A key factor weighing down returns for PE funds is a trend toward longer exit horizons. Traditionally PE owners held assets for three to five years, but the recent valuation mismatch between buyers and sellers pushed the median hold time to 7.1 years in 2023.

That has created a backlog of portfolio companies, which is putting PE funds into uncomfortable positions. “They must either squeeze more value from their assets and wait on a more favorable deal landscape or face the significant challenge of refinancing at much higher writes,” A&M said.

A&M’s report also revealed the results of a survey of 50 PE investors, operating partners and portfolio-company C-suite executives.

Half of the respondents, still burdened by the high-interest-rate environment, are pursuing value-creation opportunities within their existing portfolios.

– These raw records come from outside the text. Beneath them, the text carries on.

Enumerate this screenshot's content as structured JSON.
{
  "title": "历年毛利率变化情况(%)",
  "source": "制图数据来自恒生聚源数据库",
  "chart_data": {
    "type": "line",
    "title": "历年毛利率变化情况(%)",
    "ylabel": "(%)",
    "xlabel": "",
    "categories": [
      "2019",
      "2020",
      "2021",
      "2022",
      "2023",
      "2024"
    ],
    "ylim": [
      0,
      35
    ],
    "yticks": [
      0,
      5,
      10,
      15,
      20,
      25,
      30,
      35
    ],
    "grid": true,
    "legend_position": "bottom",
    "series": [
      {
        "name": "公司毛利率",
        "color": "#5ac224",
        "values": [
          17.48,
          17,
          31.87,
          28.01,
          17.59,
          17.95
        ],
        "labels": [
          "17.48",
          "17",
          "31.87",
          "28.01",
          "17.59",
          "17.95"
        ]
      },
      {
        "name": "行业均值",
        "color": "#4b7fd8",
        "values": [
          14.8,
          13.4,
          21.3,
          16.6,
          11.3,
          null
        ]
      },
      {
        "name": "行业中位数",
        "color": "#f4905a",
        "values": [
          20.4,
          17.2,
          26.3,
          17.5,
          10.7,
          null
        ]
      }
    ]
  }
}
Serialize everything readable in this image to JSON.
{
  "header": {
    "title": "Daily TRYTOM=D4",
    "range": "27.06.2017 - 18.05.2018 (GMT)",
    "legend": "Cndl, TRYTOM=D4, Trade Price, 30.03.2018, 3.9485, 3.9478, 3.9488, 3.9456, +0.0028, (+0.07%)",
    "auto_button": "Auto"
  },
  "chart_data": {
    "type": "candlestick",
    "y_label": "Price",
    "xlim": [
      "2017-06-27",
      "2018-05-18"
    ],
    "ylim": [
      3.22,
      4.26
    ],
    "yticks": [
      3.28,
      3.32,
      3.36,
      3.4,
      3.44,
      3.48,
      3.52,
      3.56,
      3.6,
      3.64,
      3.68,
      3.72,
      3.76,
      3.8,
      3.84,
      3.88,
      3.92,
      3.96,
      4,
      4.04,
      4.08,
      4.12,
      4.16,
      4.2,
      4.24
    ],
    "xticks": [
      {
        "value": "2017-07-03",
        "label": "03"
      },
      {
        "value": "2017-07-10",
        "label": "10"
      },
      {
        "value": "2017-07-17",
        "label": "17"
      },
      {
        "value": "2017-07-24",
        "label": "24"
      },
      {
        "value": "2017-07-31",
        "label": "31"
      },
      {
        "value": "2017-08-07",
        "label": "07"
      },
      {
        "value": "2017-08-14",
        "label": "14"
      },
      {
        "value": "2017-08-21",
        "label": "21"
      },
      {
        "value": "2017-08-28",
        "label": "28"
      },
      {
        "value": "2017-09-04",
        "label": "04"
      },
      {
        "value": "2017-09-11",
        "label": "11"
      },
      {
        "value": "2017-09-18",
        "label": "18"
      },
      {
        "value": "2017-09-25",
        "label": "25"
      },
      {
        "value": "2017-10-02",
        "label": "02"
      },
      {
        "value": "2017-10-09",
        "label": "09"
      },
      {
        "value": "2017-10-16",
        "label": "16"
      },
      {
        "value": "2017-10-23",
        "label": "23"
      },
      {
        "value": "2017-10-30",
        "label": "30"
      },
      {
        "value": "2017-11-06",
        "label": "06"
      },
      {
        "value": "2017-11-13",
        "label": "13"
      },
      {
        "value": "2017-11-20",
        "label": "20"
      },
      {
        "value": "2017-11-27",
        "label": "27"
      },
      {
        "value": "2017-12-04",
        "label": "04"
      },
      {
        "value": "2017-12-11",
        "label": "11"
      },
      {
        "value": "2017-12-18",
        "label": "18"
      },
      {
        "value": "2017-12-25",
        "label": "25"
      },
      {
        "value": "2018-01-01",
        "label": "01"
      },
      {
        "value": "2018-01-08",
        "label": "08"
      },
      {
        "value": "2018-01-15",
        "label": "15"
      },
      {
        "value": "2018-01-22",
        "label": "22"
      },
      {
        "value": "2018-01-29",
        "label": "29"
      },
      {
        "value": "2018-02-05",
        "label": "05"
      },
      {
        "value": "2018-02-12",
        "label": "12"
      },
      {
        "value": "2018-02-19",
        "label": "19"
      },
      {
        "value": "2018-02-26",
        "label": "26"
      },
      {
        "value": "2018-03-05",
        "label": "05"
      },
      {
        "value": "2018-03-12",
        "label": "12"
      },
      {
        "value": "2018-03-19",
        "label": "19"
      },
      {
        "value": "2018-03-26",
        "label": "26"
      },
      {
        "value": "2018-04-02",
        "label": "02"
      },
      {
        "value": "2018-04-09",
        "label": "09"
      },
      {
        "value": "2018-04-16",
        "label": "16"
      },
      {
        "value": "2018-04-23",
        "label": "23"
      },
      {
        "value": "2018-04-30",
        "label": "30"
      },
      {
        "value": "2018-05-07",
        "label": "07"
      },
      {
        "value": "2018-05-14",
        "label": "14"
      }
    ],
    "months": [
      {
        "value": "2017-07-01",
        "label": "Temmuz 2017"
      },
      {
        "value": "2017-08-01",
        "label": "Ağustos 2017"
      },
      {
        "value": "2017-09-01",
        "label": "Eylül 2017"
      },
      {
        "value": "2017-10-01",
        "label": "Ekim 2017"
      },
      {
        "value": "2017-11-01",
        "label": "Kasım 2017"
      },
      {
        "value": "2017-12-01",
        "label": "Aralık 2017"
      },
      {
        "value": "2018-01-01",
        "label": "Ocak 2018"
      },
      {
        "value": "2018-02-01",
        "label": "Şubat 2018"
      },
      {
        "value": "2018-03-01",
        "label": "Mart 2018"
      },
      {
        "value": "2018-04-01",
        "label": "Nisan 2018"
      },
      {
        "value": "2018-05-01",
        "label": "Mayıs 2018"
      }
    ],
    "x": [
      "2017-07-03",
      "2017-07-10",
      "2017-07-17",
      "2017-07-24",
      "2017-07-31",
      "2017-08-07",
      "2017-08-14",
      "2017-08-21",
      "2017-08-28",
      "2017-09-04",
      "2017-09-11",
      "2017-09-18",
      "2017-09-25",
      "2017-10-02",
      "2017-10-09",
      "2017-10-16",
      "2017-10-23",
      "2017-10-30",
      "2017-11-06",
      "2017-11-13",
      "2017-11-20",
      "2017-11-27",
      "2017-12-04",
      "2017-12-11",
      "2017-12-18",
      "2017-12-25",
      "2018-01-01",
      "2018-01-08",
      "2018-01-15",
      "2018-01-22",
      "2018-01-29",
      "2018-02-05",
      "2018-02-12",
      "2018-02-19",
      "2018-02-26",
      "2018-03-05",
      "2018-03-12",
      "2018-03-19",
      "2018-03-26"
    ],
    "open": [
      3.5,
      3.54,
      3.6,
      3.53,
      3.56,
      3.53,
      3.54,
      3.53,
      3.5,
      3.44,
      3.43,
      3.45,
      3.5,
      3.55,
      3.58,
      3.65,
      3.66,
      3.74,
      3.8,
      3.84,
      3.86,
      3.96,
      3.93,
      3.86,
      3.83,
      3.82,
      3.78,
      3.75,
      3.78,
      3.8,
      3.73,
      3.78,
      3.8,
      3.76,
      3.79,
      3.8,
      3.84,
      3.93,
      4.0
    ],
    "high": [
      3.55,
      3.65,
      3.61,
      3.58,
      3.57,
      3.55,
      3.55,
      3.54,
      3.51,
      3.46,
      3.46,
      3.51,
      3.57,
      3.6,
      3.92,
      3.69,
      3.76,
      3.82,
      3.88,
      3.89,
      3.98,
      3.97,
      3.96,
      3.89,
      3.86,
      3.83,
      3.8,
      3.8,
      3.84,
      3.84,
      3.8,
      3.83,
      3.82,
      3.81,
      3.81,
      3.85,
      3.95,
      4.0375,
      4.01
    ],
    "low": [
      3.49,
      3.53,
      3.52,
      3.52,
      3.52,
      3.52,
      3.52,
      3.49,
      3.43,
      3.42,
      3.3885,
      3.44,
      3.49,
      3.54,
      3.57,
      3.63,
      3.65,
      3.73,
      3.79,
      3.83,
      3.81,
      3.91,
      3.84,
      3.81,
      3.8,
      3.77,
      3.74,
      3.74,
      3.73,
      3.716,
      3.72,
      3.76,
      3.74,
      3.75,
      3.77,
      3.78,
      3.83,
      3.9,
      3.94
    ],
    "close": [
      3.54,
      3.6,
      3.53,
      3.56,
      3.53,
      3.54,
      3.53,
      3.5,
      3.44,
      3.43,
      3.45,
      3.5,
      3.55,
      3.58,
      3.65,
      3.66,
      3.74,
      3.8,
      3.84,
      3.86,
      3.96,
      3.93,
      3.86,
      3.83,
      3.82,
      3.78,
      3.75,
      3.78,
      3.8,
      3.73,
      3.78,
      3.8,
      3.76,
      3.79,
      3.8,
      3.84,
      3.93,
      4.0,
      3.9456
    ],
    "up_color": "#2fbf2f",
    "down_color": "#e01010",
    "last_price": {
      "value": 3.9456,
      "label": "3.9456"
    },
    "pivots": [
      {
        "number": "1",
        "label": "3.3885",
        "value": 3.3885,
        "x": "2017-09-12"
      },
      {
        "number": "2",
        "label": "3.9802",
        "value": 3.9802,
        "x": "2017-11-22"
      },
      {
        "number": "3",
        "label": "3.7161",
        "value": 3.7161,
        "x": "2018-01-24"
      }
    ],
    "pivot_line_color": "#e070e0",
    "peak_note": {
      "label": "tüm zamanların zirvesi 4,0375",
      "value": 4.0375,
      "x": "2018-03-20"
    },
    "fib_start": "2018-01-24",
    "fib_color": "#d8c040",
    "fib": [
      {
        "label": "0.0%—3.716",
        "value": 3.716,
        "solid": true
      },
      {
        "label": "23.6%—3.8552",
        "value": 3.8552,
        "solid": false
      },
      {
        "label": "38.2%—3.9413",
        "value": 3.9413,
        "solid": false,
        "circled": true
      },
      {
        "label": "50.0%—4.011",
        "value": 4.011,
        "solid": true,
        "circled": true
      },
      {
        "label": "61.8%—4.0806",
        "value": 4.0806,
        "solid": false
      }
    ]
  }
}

Most respondents (80%) said they were looking to go beyond traditional cost-cutting.

Inside PE Investors’ Thoughts: By the numbers
 
50%
Are underwriting value-creation opportunities during due diligence

 
80%
Want to go beyond traditional cost-cutting to find incremental value-creation levers

 
50%
Do not attribute any returns to ESG investment initiatives

 
90%
Of mid-market PE firms say they’re moderately or very likely to pursue a buy-and-build value-creation strategy

Source: Alvarez & Marsal

A growing trend in recent years is to start the value-creation process in pre-deal activities and during due diligence, A&M noted.

In many cases, broad operational transformations have become a powerful way to create value, often using technology as an enabling tool. A vast majority (84%) of the survey participants said they’re moderately or very likely to pursue such transformations or capabilities expansions within their current portfolios.